Selon lui, les précédents dialogues sont restés concentrés entre acteurs politiques, loin des réalités quotidiennes. « Le peuple congolais a souvent été appelé à soutenir des conclusions qu’il n’avait pas véritablement contribué à élaborer », a-t-il déploré.Par ces mots, Félix Tshisekedi semble écarter définitivement l’idée d’un nouveau dialogue destiné au simple partage des postes.
Un dialogue inclusif mais intransigeant sur les armes
Le Chef de l’État annonce une démarche davantage tournée vers le renforcement de l’État et la participation populaire.« Ce dialogue ne sera la priorité d’aucun parti, d’aucune institution, d’aucune confession religieuse, d’aucune personnalité ni d’aucune majorité politique », a-t-il déclaré.
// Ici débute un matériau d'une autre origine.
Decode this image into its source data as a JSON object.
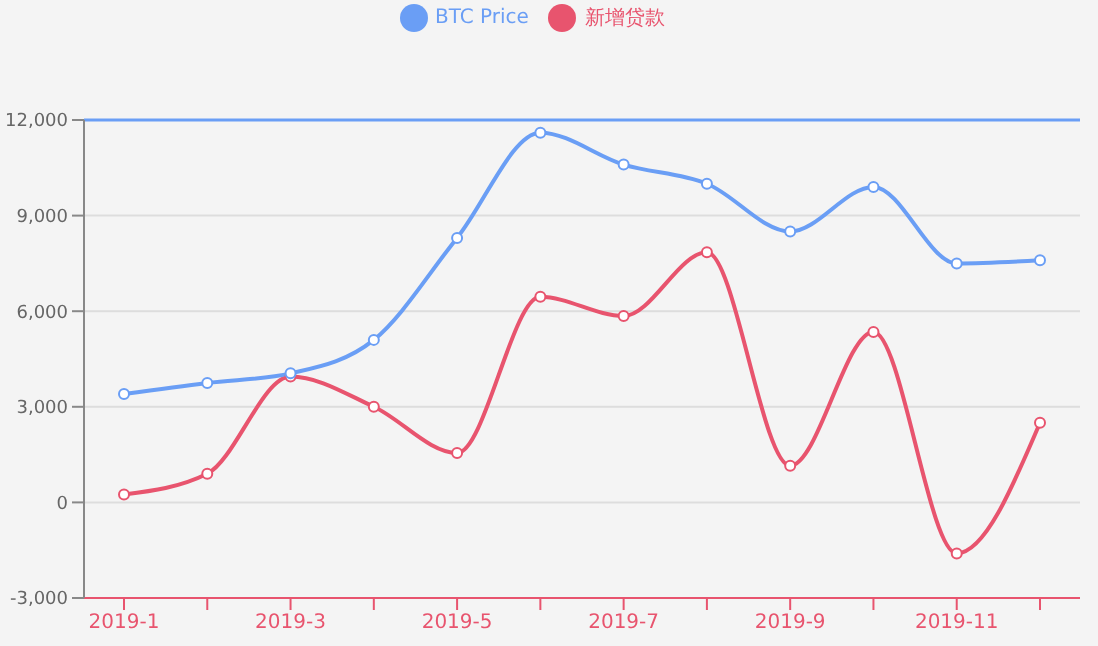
{
  "chart_data": {
    "type": "line",
    "categories": [
      "2019-1",
      null,
      "2019-3",
      null,
      "2019-5",
      null,
      "2019-7",
      null,
      "2019-9",
      null,
      "2019-11",
      null
    ],
    "series": [
      {
        "name": "BTC Price",
        "color": "#6a9ef5",
        "values": [
          3400,
          3750,
          4050,
          5100,
          8300,
          11600,
          10600,
          10000,
          8500,
          9900,
          7500,
          7600
        ]
      },
      {
        "name": "新增贷款",
        "color": "#e8546e",
        "values": [
          250,
          900,
          3950,
          3000,
          1550,
          6450,
          5850,
          7850,
          1150,
          5350,
          -1600,
          2500
        ]
      }
    ],
    "ylim": [
      -3000,
      12000
    ],
    "yticks": [
      {
        "value": -3000,
        "label": "-3,000"
      },
      0,
      {
        "value": 3000,
        "label": "3,000"
      },
      {
        "value": 6000,
        "label": "6,000"
      },
      {
        "value": 9000,
        "label": "9,000"
      },
      {
        "value": 12000,
        "label": "12,000"
      }
    ],
    "ref_lines": [
      {
        "axis": "y",
        "value": 12000,
        "color": "#6a9ef5"
      }
    ],
    "grid": "y",
    "legend": "top",
    "marker": "circle",
    "line_style": "solid"
  }
}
Il précise toutefois les règles du jeu : « Nul ne sera exclu en raison de ses opinions, de ses critiques, de son appartenance politique, de son origine provinciale, de sa langue, de son ethnie ou de sa religion. Mais nul ne peut prétendre s’asseoir à la table de la nation tout en prenant les armes contre elle. »
Un dialogue inclusif, mais encadré par la Constitution et qui exclut de facto les groupes armés actifs.